Believe it or not, I don’t recommend using home-made compost for mulching. Despite your best efforts, it contains weed seeds and causes weeding headaches throughout the season.

But I do believe in Zero Miles Gardening, using home-produced materials. In this case, leafmould is top of the class: collect and store every leaf you can lay your hands on in the autumn.

And grass works well round fruit bushes such as currants and gooseberries, where you could first cover the ground with paper or cardboard to eliminate weeds. But don’t use such solid coverings round fruit like raspberries as they throw up next year’s canes during the summer.

You’ll probably have to buy some or most of your mulch, even if it is expensive. And biodegradable material should be at the very least 4-5cm thick to act as an effective weed suppressant. Since weeds compete for valuable, and often limited amounts of water, they should be eliminated.

Municipal green waste is the cheapest option. Although its nutritional quality varies, it is weed-free and worms gradually process it. ‘Green Goodness’ is a good example of this.

‘Strulch’ should do well, especially for strawberries. This wheat straw-based product is an alternative to straw, the traditional way of keeping the fruit clean and off the soil. Just don’t believe the manufacturer’s claims about warding off slugs. Like egg shells, these fellas take it in their stride.

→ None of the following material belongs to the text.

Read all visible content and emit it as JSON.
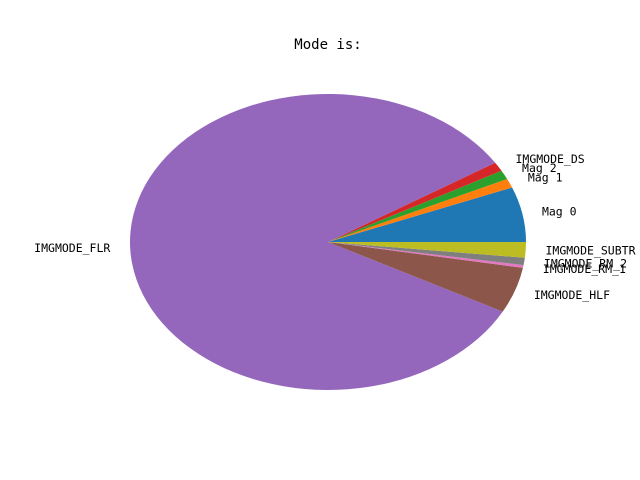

You could choose bark or woodchip, but it takes years to rot down and does little to improve soil fertility. These products work well round shrubs and in herbaceous borders that don’t need extra nutrient, but not in the productive garden.

Plant of the week

Mange-tout pea, Spring Blush. Has bi-coloured purple flowers that are as pretty as any Sweet Pea. But then it produces tasty, fleshy pods that are also flushed with pink making them easy to find amongst the foliage.